The Boys' & Girls' Clubs Association of Hong Kong
14 JANUARY, 2022

Featured story.From language barrier to community integration

With courage, Aysha takes small steps to overcome language barriers

12-year-old Aysha is a Hong Kong born-and-bred of Pakistani descent. Same as most ethnic minority students, Aysha faces obstacles and challenges due to language differences.

Transferring to another primary school was a positive change for Aysha, as the new school offered Chinese Language courses that better suited her level. This did not only relieve her from the pressure of study, Aysha even became top in her grade in the language, enabling her to get into a Band 1 secondary school.

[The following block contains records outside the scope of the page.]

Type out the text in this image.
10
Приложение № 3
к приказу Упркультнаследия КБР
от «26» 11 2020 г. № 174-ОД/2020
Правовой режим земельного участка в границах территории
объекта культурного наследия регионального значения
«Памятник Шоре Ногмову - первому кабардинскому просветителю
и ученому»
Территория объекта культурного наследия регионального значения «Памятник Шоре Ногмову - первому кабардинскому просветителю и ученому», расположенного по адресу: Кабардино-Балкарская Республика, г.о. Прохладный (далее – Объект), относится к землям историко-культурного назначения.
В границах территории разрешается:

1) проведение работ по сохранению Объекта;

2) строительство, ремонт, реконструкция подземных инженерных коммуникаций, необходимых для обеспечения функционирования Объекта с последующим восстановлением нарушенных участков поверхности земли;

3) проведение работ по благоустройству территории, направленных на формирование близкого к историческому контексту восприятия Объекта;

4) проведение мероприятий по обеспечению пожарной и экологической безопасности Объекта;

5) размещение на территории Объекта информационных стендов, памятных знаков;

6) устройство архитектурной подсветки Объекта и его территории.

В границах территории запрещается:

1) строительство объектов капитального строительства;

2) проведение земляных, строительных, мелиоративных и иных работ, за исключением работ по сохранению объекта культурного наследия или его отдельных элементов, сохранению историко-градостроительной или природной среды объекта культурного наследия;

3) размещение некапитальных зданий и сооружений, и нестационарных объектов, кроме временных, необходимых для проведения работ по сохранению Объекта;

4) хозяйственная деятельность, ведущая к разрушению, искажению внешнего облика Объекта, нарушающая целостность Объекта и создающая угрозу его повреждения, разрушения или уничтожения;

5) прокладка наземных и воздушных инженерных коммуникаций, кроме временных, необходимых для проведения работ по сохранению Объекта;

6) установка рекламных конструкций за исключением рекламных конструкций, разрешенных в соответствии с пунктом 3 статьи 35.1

Aysha finds writing and speaking the most difficult in learning the Chinese language, and the most direct solution is to write and speak more – don’t shy away from trying

If I could make it, you could make it as well. Aysha, member of Jockey Club South Kwai Chung Children & Youth Integrated Services Centre

Active participation in local communities to facilitate cultural exchange

Aysha actively participates in various kinds of voluntary work including flag selling, cleaning beaches and visiting elderly homes. Among all, she particularly enjoys community activities that promote the Pakistani culture, such as teaching local children how to make authentic Pakistani samosas at Jockey Club South Kwai Chung Children & Youth Integrated Services Centre, and making traditional Pakistani doll costumes. She hopes that these activities would help deepen their understanding of her food and clothing cultures.

Aysha finds all kinds of community services unforgettable experiences for her to know the local culture better, and to learn Chinese. On another hand, she is glad to see that local children can get to understand more about the Pakistani culture via exchange activities.

Try to understand before judging, don’t believe in stereotypes

As an ethnic minority, Aysha experienced discrimination both verbally and behaviourally. She hopes society would not think all ethnic minorities were “bad people” just because some of them did not behave well, thus not willing to understand their culture or welcome them in local communities.

Cheers to peers: proactively learn Chinese and integrate with local communities

“If I could make it, you could make it as well.” Aysha encourages her ethnic minority peers not to give up, instead spend more time to learn, then one day they will be able to speak the language and integrate into local communities. At last, she adds that she will continue to participate in different voluntary activities, contributing to the community while boosting her confidence.